Damages Cap in Cherry Hill Dog Bite Cases
Determining the cap on damages in Cherry Hill dog bite cases depends on the type or severity of the injury that was sustained, because it is very hard to say how much a case is worth. If someone has significant injuries or multiple injuries, their claim is going to be worth probably more in damages than someone who did not. An individual should seek the help of an experienced dog bite lawyer for any questions about the amount of compensation they are seeking.
Role of Medical Bills
The amount of treatment needed is going to increase the amount of medical bills that are being recovered. It would also show the impact the injury and the accident itself had on someone’s life. Demonstrating that harm will increase the value of the claim, as well. The more injuries or the more significant injuries, the more the case is worth. Hopefully, a client has a small case, because for them to have a big case would mean that they have serious problems, serious injuries, and the need for very significant treatment.

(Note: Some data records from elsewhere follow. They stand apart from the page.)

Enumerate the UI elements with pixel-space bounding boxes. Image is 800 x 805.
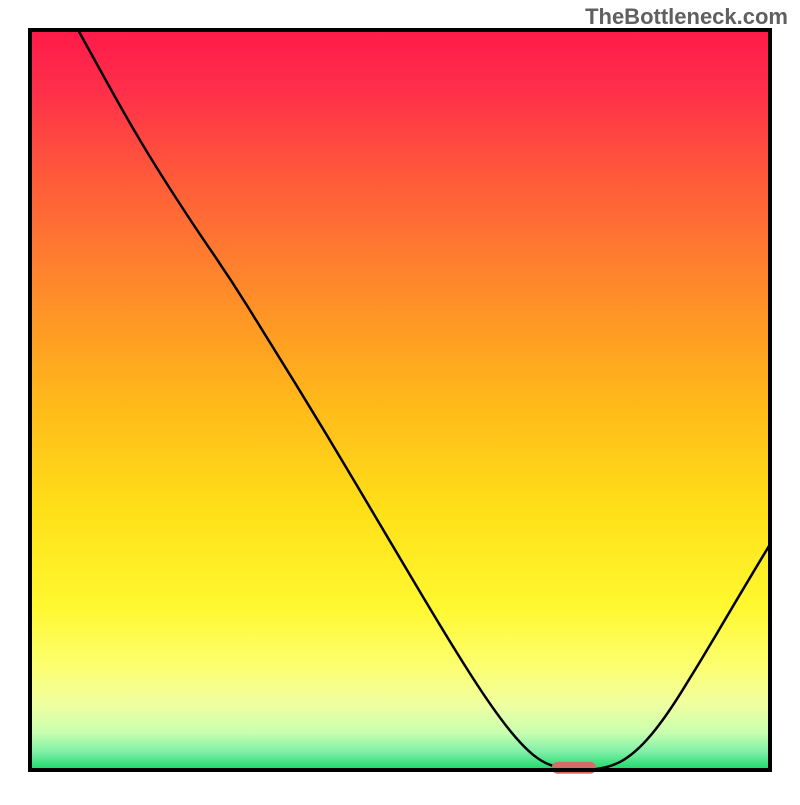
watermark-text: TheBottleneck.com: [585, 4, 788, 30]
chart-svg: [0, 0, 800, 800]
bottleneck-chart: [0, 0, 800, 800]
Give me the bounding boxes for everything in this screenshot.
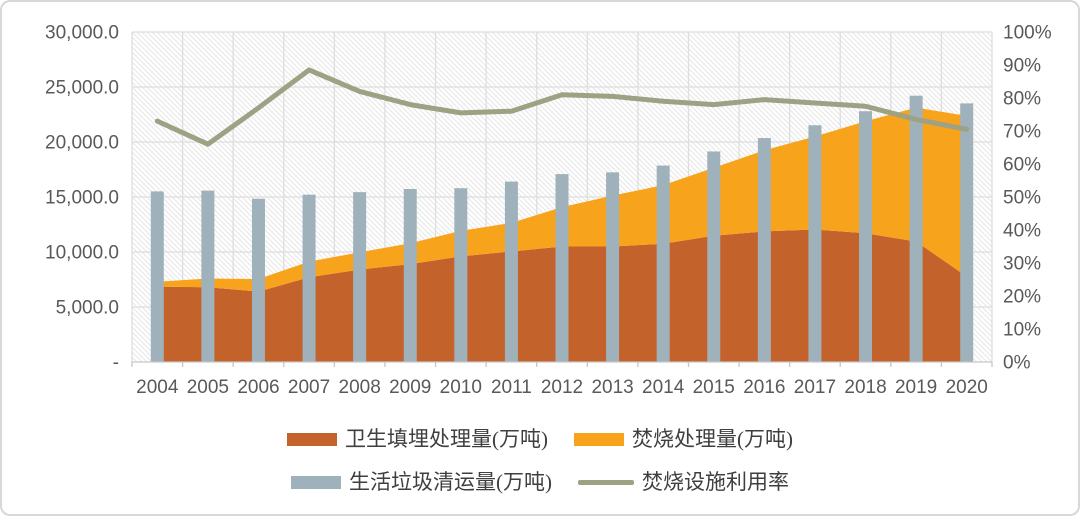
svg-text:5,000.0: 5,000.0 xyxy=(56,298,119,319)
svg-text:50%: 50% xyxy=(1003,188,1041,209)
waste-treatment-chart: 30,000.0 25,000.0 20,000.0 15,000.0 10,000.0… xyxy=(2,2,1078,412)
legend-swatch-utilization-line-icon xyxy=(578,479,634,485)
svg-text:2015: 2015 xyxy=(693,377,735,398)
svg-text:60%: 60% xyxy=(1003,155,1041,176)
svg-text:2012: 2012 xyxy=(541,377,583,398)
svg-text:2009: 2009 xyxy=(389,377,431,398)
legend-label-landfill: 卫生填埋处理量(万吨) xyxy=(345,427,548,451)
svg-text:-: - xyxy=(113,353,119,374)
svg-text:10%: 10% xyxy=(1003,320,1041,341)
svg-text:2018: 2018 xyxy=(844,377,886,398)
svg-text:15,000.0: 15,000.0 xyxy=(45,188,119,209)
svg-text:80%: 80% xyxy=(1003,89,1041,110)
utilization-line xyxy=(154,67,970,147)
legend-item-clearance: 生活垃圾清运量(万吨) xyxy=(291,469,552,495)
svg-text:2013: 2013 xyxy=(591,377,633,398)
svg-text:2007: 2007 xyxy=(288,377,330,398)
svg-text:2011: 2011 xyxy=(491,377,532,398)
right-axis-labels: 100% 90% 80% 70% 60% 50% 40% 30% 20% 10% 0% xyxy=(1003,23,1052,374)
svg-text:2014: 2014 xyxy=(642,377,685,398)
legend-item-incineration: 焚烧处理量(万吨) xyxy=(574,426,793,452)
legend-row-1: 卫生填埋处理量(万吨) 焚烧处理量(万吨) xyxy=(287,426,793,452)
svg-text:2016: 2016 xyxy=(743,377,785,398)
legend-row-2: 生活垃圾清运量(万吨) 焚烧设施利用率 xyxy=(291,469,789,495)
legend-item-landfill: 卫生填埋处理量(万吨) xyxy=(287,426,548,452)
svg-text:10,000.0: 10,000.0 xyxy=(45,243,119,264)
svg-text:100%: 100% xyxy=(1003,23,1052,44)
x-axis-labels: 2004 2005 2006 2007 2008 2009 2010 2011 2012 2013… xyxy=(136,377,988,398)
legend-label-incineration: 焚烧处理量(万吨) xyxy=(632,427,793,451)
legend-label-utilization: 焚烧设施利用率 xyxy=(642,470,789,494)
svg-text:25,000.0: 25,000.0 xyxy=(45,78,119,99)
legend-label-clearance: 生活垃圾清运量(万吨) xyxy=(349,470,552,494)
svg-text:2006: 2006 xyxy=(237,377,279,398)
svg-text:20,000.0: 20,000.0 xyxy=(45,133,119,154)
svg-text:2010: 2010 xyxy=(440,377,482,398)
svg-text:2004: 2004 xyxy=(136,377,179,398)
x-axis xyxy=(131,361,993,367)
svg-text:2020: 2020 xyxy=(946,377,988,398)
svg-text:2008: 2008 xyxy=(339,377,381,398)
svg-text:0%: 0% xyxy=(1003,353,1031,374)
left-axis-labels: 30,000.0 25,000.0 20,000.0 15,000.0 10,000.0… xyxy=(45,23,119,374)
svg-text:2005: 2005 xyxy=(187,377,229,398)
svg-text:90%: 90% xyxy=(1003,56,1041,77)
legend-item-utilization: 焚烧设施利用率 xyxy=(578,469,789,495)
svg-text:20%: 20% xyxy=(1003,287,1041,308)
svg-text:30%: 30% xyxy=(1003,254,1041,275)
chart-legend: 卫生填埋处理量(万吨) 焚烧处理量(万吨) 生活垃圾清运量(万吨) 焚烧设施利用… xyxy=(2,426,1078,495)
legend-swatch-clearance-icon xyxy=(291,475,341,489)
svg-text:40%: 40% xyxy=(1003,221,1041,242)
svg-text:30,000.0: 30,000.0 xyxy=(45,23,119,44)
svg-text:70%: 70% xyxy=(1003,122,1041,143)
bars-clearance xyxy=(150,95,974,362)
svg-text:2019: 2019 xyxy=(895,377,937,398)
legend-swatch-landfill-icon xyxy=(287,432,337,446)
svg-text:2017: 2017 xyxy=(794,377,836,398)
legend-swatch-incineration-icon xyxy=(574,432,624,446)
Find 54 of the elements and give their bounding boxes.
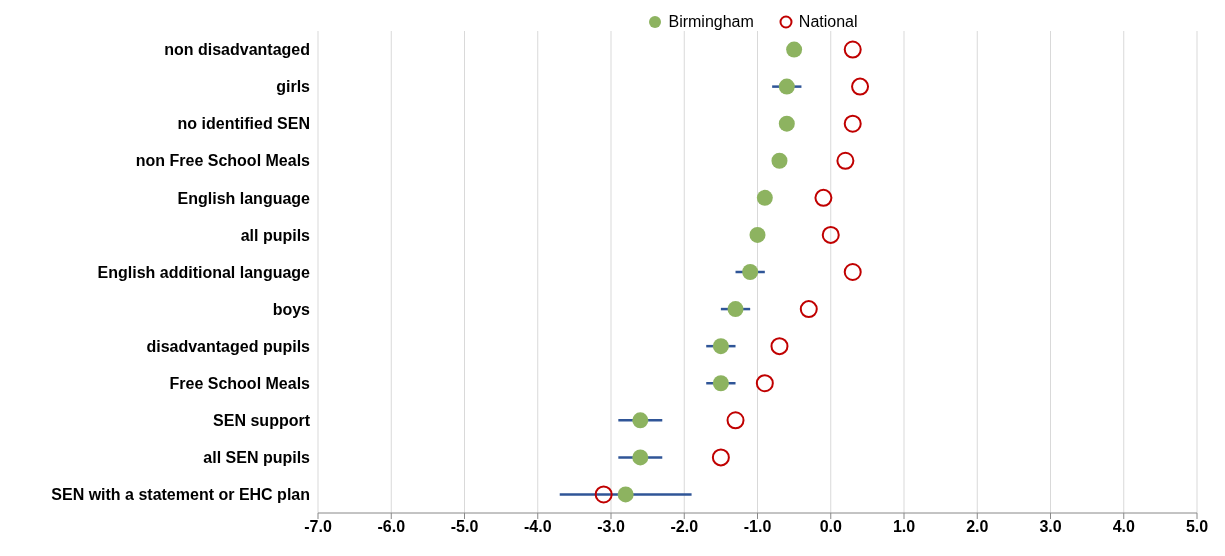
x-tick-label: -2.0 (670, 518, 699, 536)
point (786, 41, 803, 58)
point (843, 263, 862, 281)
x-tick-label: 3.0 (1039, 518, 1062, 536)
x-tick-label: -3.0 (597, 518, 625, 536)
y-tick-label: English additional language (97, 263, 311, 281)
point (726, 411, 745, 430)
point (814, 188, 833, 207)
y-tick-label: no identified SEN (177, 115, 310, 133)
point (712, 375, 729, 392)
y-tick-label: all pupils (240, 226, 311, 244)
point (594, 485, 613, 504)
point (778, 78, 795, 95)
point (727, 301, 744, 318)
x-tick-label: -7.0 (304, 518, 332, 536)
y-tick-label: Free School Meals (169, 374, 311, 392)
y-tick-label: boys (272, 300, 311, 318)
point (843, 114, 862, 133)
y-tick-label: non Free School Meals (135, 152, 311, 170)
x-tick-label: 1.0 (892, 518, 916, 536)
x-tick-label: -6.0 (377, 518, 406, 536)
point (778, 115, 795, 132)
point (712, 338, 729, 355)
y-tick-label: SEN support (213, 411, 311, 429)
point (836, 151, 855, 170)
y-tick-label: SEN with a statement or EHC plan (51, 486, 310, 504)
point (749, 226, 766, 243)
point (632, 449, 649, 466)
point (771, 152, 788, 169)
x-tick-label: 2.0 (966, 518, 989, 536)
point (851, 77, 870, 96)
point (756, 189, 773, 206)
point (742, 264, 759, 280)
y-tick-label: disadvantaged pupils (146, 337, 311, 355)
legend-label: National (797, 13, 858, 31)
point (821, 225, 840, 244)
x-tick-label: -5.0 (450, 518, 479, 536)
x-tick-label: 0.0 (819, 518, 842, 536)
legend-label: Birmingham (667, 13, 754, 31)
y-tick-label: non disadvantaged (164, 41, 310, 59)
y-tick-label: girls (276, 78, 311, 96)
point (632, 412, 649, 429)
y-tick-label: English language (177, 189, 311, 207)
x-tick-label: -1.0 (743, 518, 772, 536)
x-tick-label: 4.0 (1112, 518, 1135, 536)
point (755, 374, 774, 393)
point (617, 486, 634, 503)
point (711, 448, 730, 467)
point (843, 40, 862, 59)
x-tick-label: 5.0 (1185, 518, 1209, 536)
x-tick-label: -4.0 (523, 518, 552, 536)
point (770, 337, 789, 356)
point (799, 300, 818, 319)
y-tick-label: all SEN pupils (203, 449, 311, 467)
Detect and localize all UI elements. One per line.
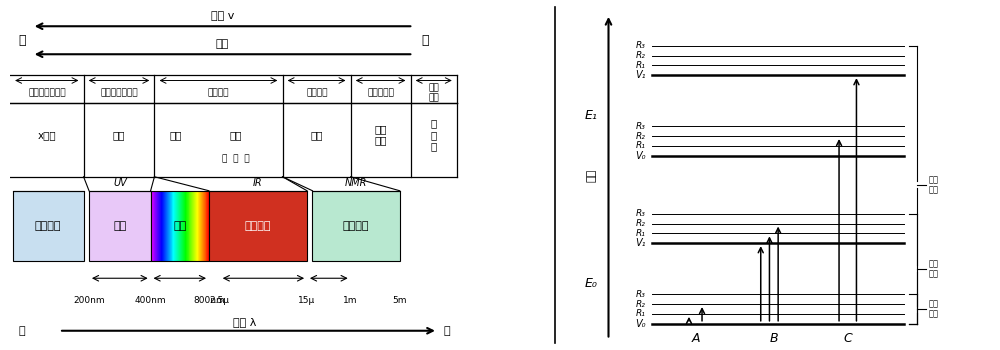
Bar: [13, 191, 84, 261]
Text: 微波: 微波: [311, 130, 323, 140]
Text: R₁: R₁: [636, 141, 645, 150]
Text: C: C: [843, 332, 852, 345]
Text: R₃: R₃: [636, 41, 645, 50]
Text: 15μ: 15μ: [298, 296, 316, 305]
Text: IR: IR: [253, 178, 263, 188]
Text: 1m: 1m: [343, 296, 358, 305]
Text: 近  中  远: 近 中 远: [222, 155, 250, 164]
Text: 2.5μ: 2.5μ: [210, 296, 230, 305]
Text: B: B: [769, 332, 778, 345]
Bar: [312, 191, 400, 261]
Text: 频率 v: 频率 v: [211, 11, 234, 21]
Text: 电子
跃迁: 电子 跃迁: [928, 175, 938, 195]
Text: 分子内电子跃迁: 分子内电子跃迁: [100, 88, 138, 97]
Text: E₀: E₀: [585, 277, 598, 290]
Text: R₁: R₁: [636, 309, 645, 318]
Text: 800nm: 800nm: [193, 296, 225, 305]
Bar: [89, 191, 151, 261]
Text: 原子核自转: 原子核自转: [367, 88, 394, 97]
Text: 射
频
区: 射 频 区: [431, 118, 437, 151]
Text: A: A: [691, 332, 700, 345]
Text: 原子内电子跃迁: 原子内电子跃迁: [28, 88, 66, 97]
Text: 电子
自转: 电子 自转: [429, 83, 439, 103]
Text: 能量: 能量: [586, 168, 596, 182]
Text: 长: 长: [443, 326, 450, 336]
Text: V₁: V₁: [635, 70, 645, 80]
Text: 可见: 可见: [173, 221, 186, 231]
Text: 能量: 能量: [216, 39, 229, 49]
Text: 振动
跃迁: 振动 跃迁: [928, 259, 938, 279]
Text: R₂: R₂: [636, 132, 645, 141]
Text: 核磁共振: 核磁共振: [343, 221, 369, 231]
Text: 红外: 红外: [230, 130, 242, 140]
Text: NMR: NMR: [345, 178, 367, 188]
Text: 波长 λ: 波长 λ: [233, 316, 256, 327]
Text: 紫外: 紫外: [113, 130, 125, 140]
Text: 400nm: 400nm: [135, 296, 166, 305]
Text: 电子能谱: 电子能谱: [35, 221, 61, 231]
Text: V₀: V₀: [635, 319, 645, 329]
Text: R₁: R₁: [636, 229, 645, 238]
Text: 低: 低: [421, 34, 429, 47]
Bar: [209, 191, 307, 261]
Text: R₂: R₂: [636, 219, 645, 228]
Text: 振动红外: 振动红外: [245, 221, 271, 231]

The portion of fault affects that, because the comparative negligence, if any, could reduce the amount of damages. On a bite dog claim, because it is strict liability, it is a very rare circumstance that there are any comparative negligence arguments. If there are, it could reduce the amount of damages by the percentage of fault that the plaintiff is found to be.
Impact of Damage Caps
There is no damages cap in Cherry Hill dog bite cases on compensatory, non-economic and economic losses. It only would be in a case with punitive damages and the only impact could be if, for some reason, a jury was to award more punitive damages than the cap would permit. The cap is $350,000 or five times the compensatory damages. That is what the only negative impact could be if they awarded more punitive damages than the cap would permit; the amount would be reduced.
Caps on Punitive Damages
In Cherry Hill dog bite cases, there is a cap on punitive damages, but on just non-economic damages or economic damages, there is no cap. The cap on punitive damages is either $350,000 or five times the amount of the compensatory damages, whichever is greater. The compensatory damages are a person’s economic and non-economic damages. If punitive damages are awarded, which is not easy to get, they could try to get five times the amount of compensatory damages. Punitive damages are very difficult to prove. A person would have to prove that the defendant had a wanton and willful disregard for their safety. It is meant to make an example out of the defendant to deter similar activity in the future; it is made to punish them.
In a simple negligence or strict liability case, a person is not going to have punitive damages. The standard says if the plaintiff can prove by clear and convincing evidence that the harm suffered was the result of a defendant’s acts or omissions and such acts or omissions were actuated by actual malice or accompanied by a wanton and willful disregard of persons who foreseeably might be harmed by those acts or omissions. It is a tough standard to reach. In a simple dog bite case, a person is not going to be able to get punitive damages. If it can be proven that the owner deliberately was getting their dog to attack someone, a person may have a claim for punitive damages, but it is a case-by-case analysis.
Comparative negligence is when a defendant raises that the plaintiff was also negligent in some way. It is more difficult in a dog bite case because the defendant has the burden of proof. In other situations, comparative negligence does not have to be proven by the defendant. In a dog bite case, it is a strict liability issue, so the burden of proof shifts to the defendant.
That means that the defendant has the burden to prove that the plaintiff acted unreasonably and voluntarily exposed themselves to a known risk. In a dog bite case, this means that the plaintiff knew the dog had a propensity to bite either because of the dog’s known viciousness or because of the plaintiff’s deliberate acts.
If the comparative negligence exceeds 50% for the plaintiff, they are barred from making a recovery. If it is 50% or less, the damages will be reduced by the percentage the jury found the plaintiff to be comparatively negligent.
Reason for Compensation
The compensation is typically fair in Cherry Hill dog bite cases. They are attempting to try to make the person whole, putting the injured person in the position they would have been if this never happened. Because they do not have a time machine and cannot go back and prevent it from happening, it is what they are trying to do.
The only thing that they can do sometimes gets somebody compensation to try to make it better, which is to make sure their medical bills are paid, any lost wages are taken care of, and if there are any permanent injuries or injury at all, that it is compensated for to try to make things a little bit better.
Benefit of a Lawyer
A lawyer can help an individual through various investigative techniques. If litigation is required, they can take the deposition of the defendant, depositions of other witnesses, and gather information with regard to the particular dog to try and prove what happened. A lawyer can fight against the defendant’s arguments that the injured party was somehow at fault.
Since every case is different, it is going to come down the techniques that are used and the investigation that is done in proving the case.